Tuesday, October 25, 2011

Living Richly In Retirement: Getting the Good Stuff-Used!

One of my favorite bloggers on the frugal side is Katie over at the Non-Consumer Advocate. Katie is great at showing how you can live on less and not be “deprived”. Katie is also a member of the Compact. This means that she has agreed to buy nothing new, with a few specific exceptions. The pictures that she shows of her home and then things she’s found, purchased use or gotten free are amazing.

I also try to buy as many things used as I can, for both economic and ecological reasons. Admittedly, my “can’t buy used list” is a tad larger than Katy’s (although not by much-see below). Although I am by no means the queen of buying used, I do have some skill and expertise in this general area. In other words I get lots of seriously good stuff for pennies and dollars. Unfortunately, lots of misconceptions about buying used, as well as buying strategies abound. While I’m not necessarily looking for converts, I do believe that most of us can increase income as well as help the planet when we shop used.

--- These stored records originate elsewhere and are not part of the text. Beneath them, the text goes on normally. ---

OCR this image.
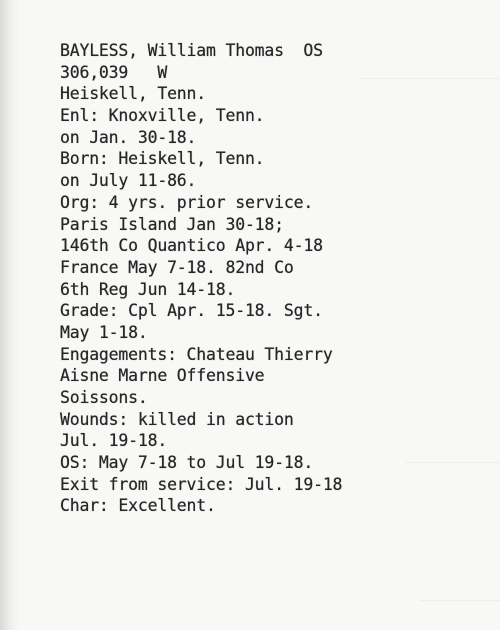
BAYLESS, William Thomas  OS
306,039   W
Heiskell, Tenn.
Enl: Knoxville, Tenn.
on Jan. 30-18.
Born: Heiskell, Tenn.
on July 11-86.
Org: 4 yrs. prior service.
Paris Island Jan 30-18;
146th Co Quantico Apr. 4-18
France May 7-18. 82nd Co
6th Reg Jun 14-18.
Grade: Cpl Apr. 15-18. Sgt.
May 1-18.
Engagements: Chateau Thierry
Aisne Marne Offensive
Soissons.
Wounds: killed in action
Jul. 19-18.
OS: May 7-18 to Jul 19-18.
Exit from service: Jul. 19-18
Char: Excellent.
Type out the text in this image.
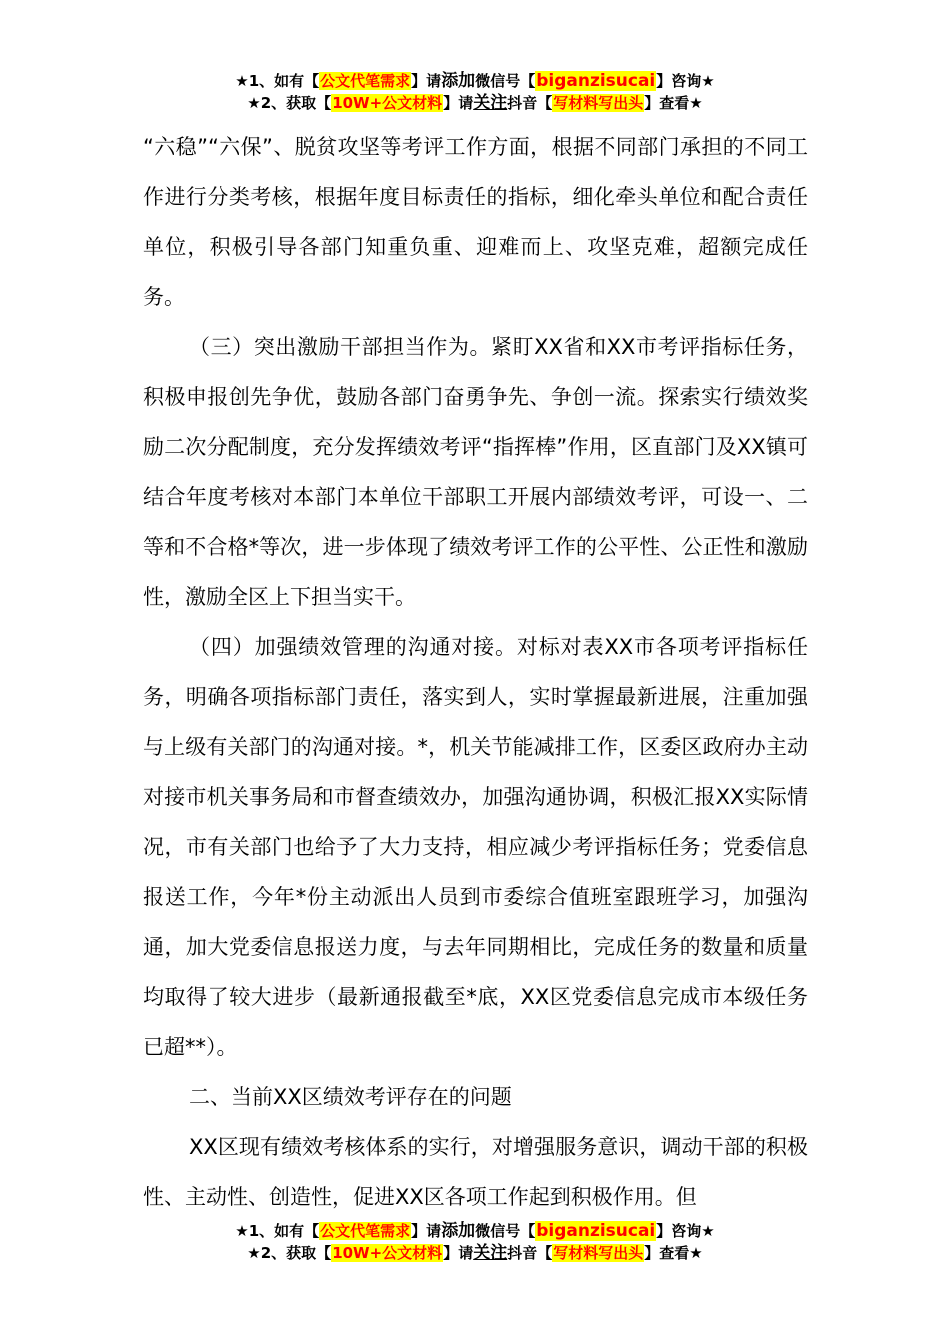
★1、如有【公文代笔需求】请添加微信号【biganzisucai】咨询★
★2、获取【10W+公文材料】请关注抖音【写材料写出头】查看★

“六稳”“六保”、脱贫攻坚等考评工作方面，根据不同部门承担的不同工作进行分类考核，根据年度目标责任的指标，细化牵头单位和配合责任单位，积极引导各部门知重负重、迎难而上、攻坚克难，超额完成任务。

（三）突出激励干部担当作为。紧盯XX省和XX市考评指标任务，积极申报创先争优，鼓励各部门奋勇争先、争创一流。探索实行绩效奖励二次分配制度，充分发挥绩效考评“指挥棒”作用，区直部门及XX镇可结合年度考核对本部门本单位干部职工开展内部绩效考评，可设一、二等和不合格*等次，进一步体现了绩效考评工作的公平性、公正性和激励性，激励全区上下担当实干。

（四）加强绩效管理的沟通对接。对标对表XX市各项考评指标任务，明确各项指标部门责任，落实到人，实时掌握最新进展，注重加强与上级有关部门的沟通对接。*，机关节能减排工作，区委区政府办主动对接市机关事务局和市督查绩效办，加强沟通协调，积极汇报XX实际情况，市有关部门也给予了大力支持，相应减少考评指标任务；党委信息报送工作，今年*份主动派出人员到市委综合值班室跟班学习，加强沟通，加大党委信息报送力度，与去年同期相比，完成任务的数量和质量均取得了较大进步（最新通报截至*底，XX区党委信息完成市本级任务已超**）。

二、当前XX区绩效考评存在的问题

XX区现有绩效考核体系的实行，对增强服务意识，调动干部的积极性、主动性、创造性，促进XX区各项工作起到积极作用。但

★1、如有【公文代笔需求】请添加微信号【biganzisucai】咨询★
★2、获取【10W+公文材料】请关注抖音【写材料写出头】查看★
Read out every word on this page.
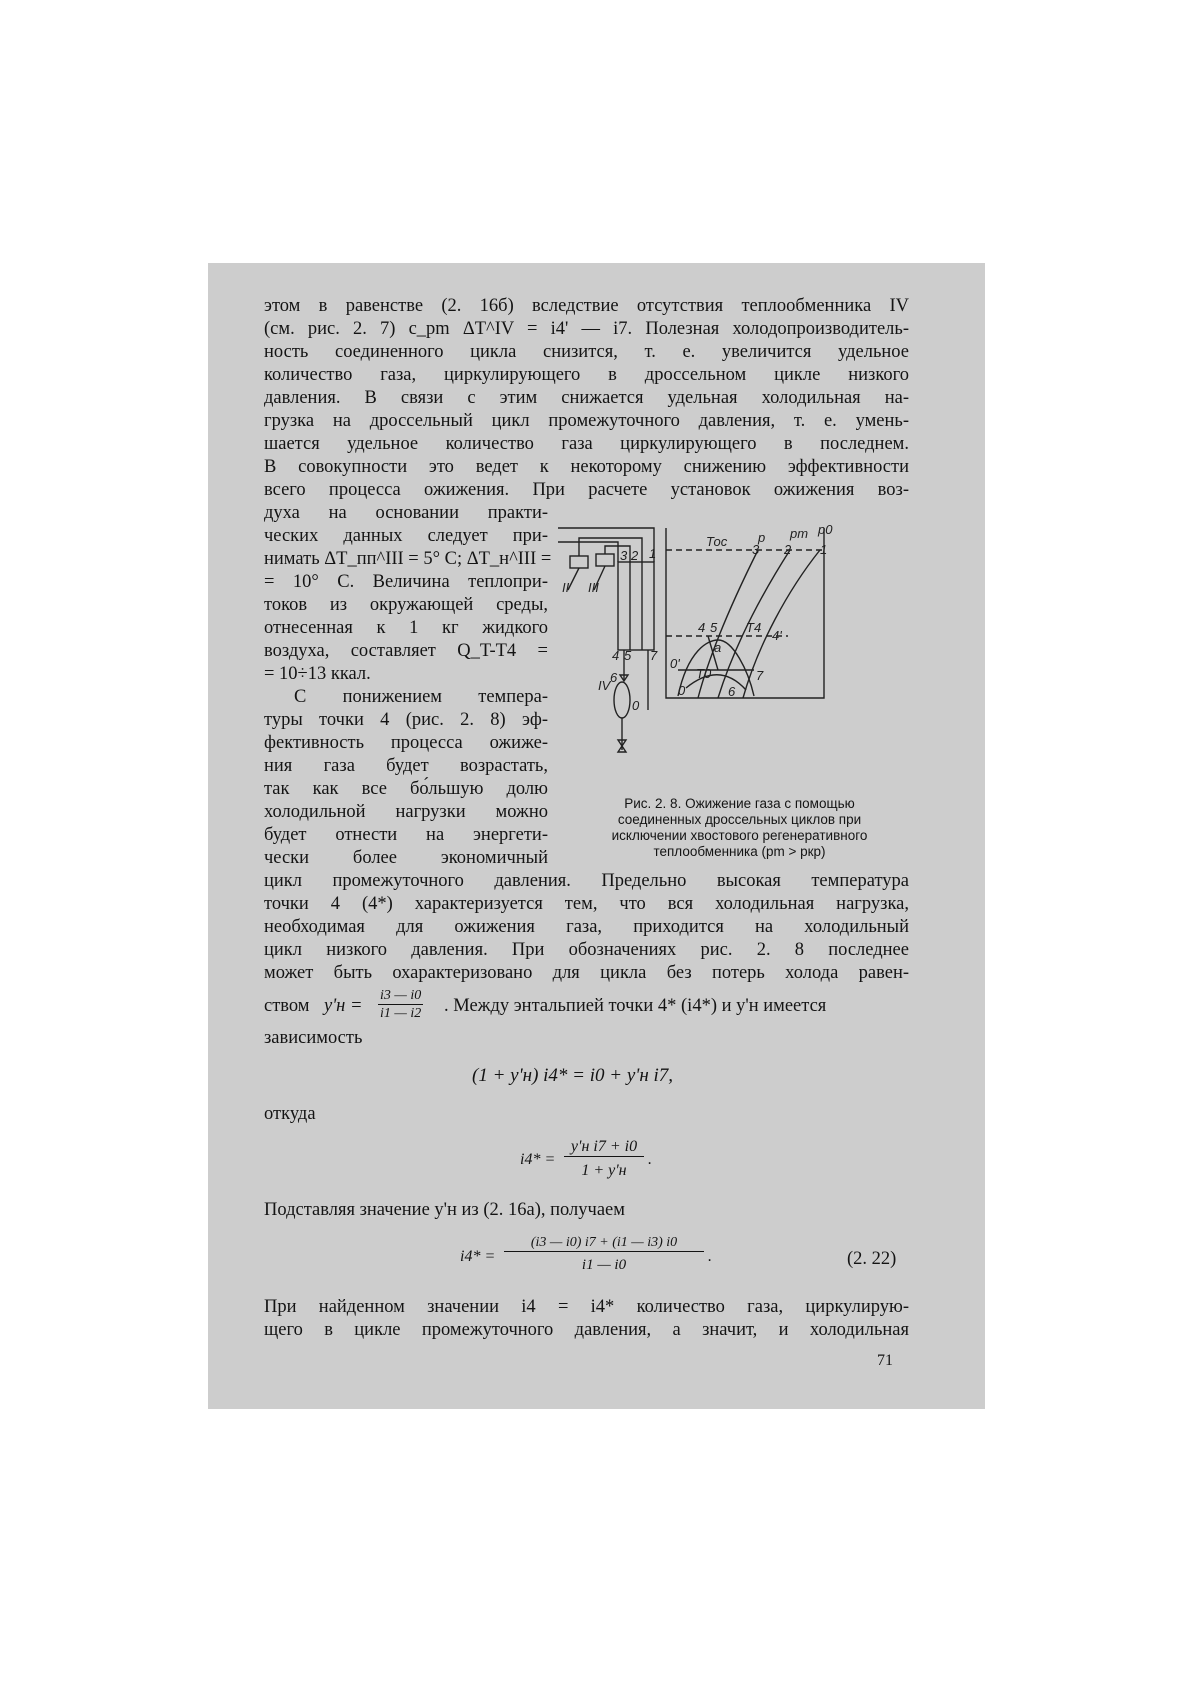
этом в равенстве (2. 16б) вследствие отсутствия теплообменника IV
(см. рис. 2. 7) c_pm ΔT^IV = i4' — i7. Полезная холодопроизводитель-
ность соединенного цикла снизится, т. е. увеличится удельное
количество газа, циркулирующего в дроссельном цикле низкого
давления. В связи с этим снижается удельная холодильная на-
грузка на дроссельный цикл промежуточного давления, т. е. умень-
шается удельное количество газа циркулирующего в последнем.
В совокупности это ведет к некоторому снижению эффективности
всего процесса ожижения. При расчете установок ожижения воз-
духа на основании практи-
ческих данных следует при-
нимать ΔT_пп^III = 5° C; ΔT_н^III =
= 10° C. Величина теплопри-
токов из окружающей среды,
отнесенная к 1 кг жидкого
воздуха, составляет Q_T-T4 =
= 10÷13 ккал.
С понижением темпера-
туры точки 4 (рис. 2. 8) эф-
фективность процесса ожиже-
ния газа будет возрастать,
так как все бо́льшую долю
холодильной нагрузки можно
будет отнести на энергети-
чески более экономичный
II III
IV
1
2
3
4 5
6
7
0
Тос p pm p0
T4
T0
a
3 2 1
4'
4 5
0'
0	6
7
Рис. 2. 8. Ожижение газа с помощью
соединенных дроссельных циклов при
исключении хвостового регенеративного
теплообменника (pm > pкр)
цикл промежуточного давления. Предельно высокая температура
точки 4 (4*) характеризуется тем, что вся холодильная нагрузка,
необходимая для ожижения газа, приходится на холодильный
цикл низкого давления. При обозначениях рис. 2. 8 последнее
может быть охарактеризовано для цикла без потерь холода равен-
ством y'н =
i3 — i0
i1 — i2 . Между энтальпией точки 4* (i4*) и y'н имеется
зависимость
(1 + y'н) i4* = i0 + y'н i7,
откуда
i4* =
y'н i7 + i0
1 + y'н
.
Подставляя значение y'н из (2. 16а), получаем
i4* =
(i3 — i0) i7 + (i1 — i3) i0
i1 — i0	.	(2. 22)
При найденном значении i4 = i4* количество газа, циркулирую-
щего в цикле промежуточного давления, а значит, и холодильная
71
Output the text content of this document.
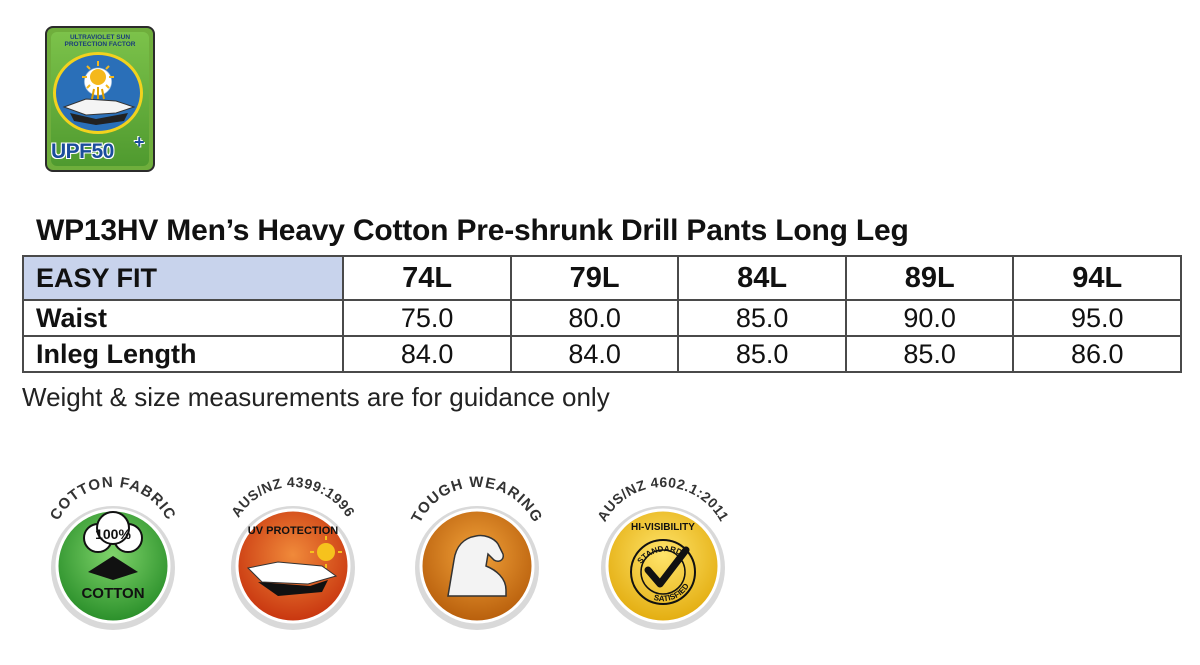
ULTRAVIOLET SUN
PROTECTION FACTOR
UPF50 +
WP13HV Men’s Heavy Cotton Pre-shrunk Drill Pants Long Leg
EASY FIT	74L	79L	84L	89L	94L
Waist	75.0	80.0	85.0	90.0	95.0
Inleg Length	84.0	84.0	85.0	85.0	86.0
Weight & size measurements are for guidance only
COTTON FABRIC
100%
COTTON
AUS/NZ 4399:1996
UV PROTECTION
TOUGH WEARING	AUS/NZ 4602.1:2011
HI-VISIBILITY
STANDARD
SATISFIED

When I shop used, I don’t shop in a single place. I go to yard sales, flea markets and thrift stores. I also search websites such as Craigslist and EBay (see my comments about the safety of this technique below. Most of the “techniques" I use in second hand shopping are the same ones that a typically frugal shopper uses all on a regular basis. These techniques have (recently) allowed me to buy my son like new Tommy Hilfiger and other brand name polos for a couple bucks. They’ve allowed me to buy like new and classic items from Longaberger baskets and Coach purses to furniture and household items. My church youth are having a huge garage sale this weekend and I will get a good, working tiller for five dollars to assist with my landscaping project.

I don’t wait to buy something until I need it. If I do that, it’s always more expensive. This is generally true of food, socks, or anything else. I have a good sense of what I want and need. Birthdays and Christmas come every year. I’ve known for some time that I was going to replace my crepe pan, and since I am continually losing weight, I keep my eyes out for cheap but good quality smaller sizes.

I’m willing to wait for almost anything. Even if my pan no longer cooks crepes, I would wait to find a used one, even if it took a few weeks. The reward is huge and I know I will find the item eventually. I also don’t buy something just because it’s a buck (for the most part). However, there are occasions when I can take a risk on a buck or two that I would not take on ten or twenty.

Most importantly when it comes to sale and freebie shopping, I make it simply a part of my routine. Rarely do I make it a “special effort”. As part of my errand days, I stop at a thrift shop (occasionally two), depending on my route. I used to be slower at perusing; now I have a pretty good eye and pass over much (I also, by nature, scan quickly). Admittedly, garage sale shopping can be time consuming. The question is whether the time is worth the reward in terms of working hours, payback time or anything else. It ALWAYS was when I had kids at home, now the answer is “sometimes”. Shopping through craigslist is obviously the least time consuming choice.

I don’t buy something that’s cheap just because it’s cheap (for the most part). There are occasions when I will risk a purchase knowing that it may be a loss, but that’s much easier to do with a two dollar item than a twenty dollar item. Because I have yucky knees for example, I don’t try on bottoms in the stores. Sure, occasionally I kiss a few frogs. However, I’ve also acquired designer jeans for less than five dollars.

How do I deal with second hand discrimination? Well, first of all I really don’t worry about it. But seriously, if you do, who has to know where you got something? When my kids were high school fashion plates and they got asked where they got their outfits, the stock answer was “I don’t know, mom got it for me”. If someone compliments me, I simply say “thank you”. If they ask where I got it and I’m not comfortable admitting it was used, I may say something such as “Thanks, I got it in Austin”, and leave it at that. Very few people I know as for the genealogical background on things I bought. Most of my family and friends know and admire my scrounging ability. At the moment, I have about twenty designer style Christmas plates of different sizes. These were all bought for pennies, and will be given with home goodies at the holidays. The recipients will know where I got the plates, and be thrilled.

Everyone has to use their own level of frugality. If you have needs or want that are not being met through your budget, or if you are just a bargain hound, used shopping is the way to go. There are things I buy new on occasion and do not feel guilty doing so. But If I’ve only got five bucks, I would MUCH rather get the l
Land’s End top at the thrift store for five bucks than the Target or Wal-Mart thingy for the same price. But hey, that’s just me.

For the record, a not necessarily inclusive list of items I will not buy used includes; underwear and socks, pillows and mattresses, stuffed furniture, shoes (I know people who have had success, but I need a specific brand), quilting fabric and supplies, some craft supplies, and obviously food and health/beauty items. Should I make any improvements to the house, I would probably look at my used options and then move to new.


  1. I agree, a good find is a good find. But buying cheap new is not a good idea. Waiting until that special expensive thing can be found affordably works for me.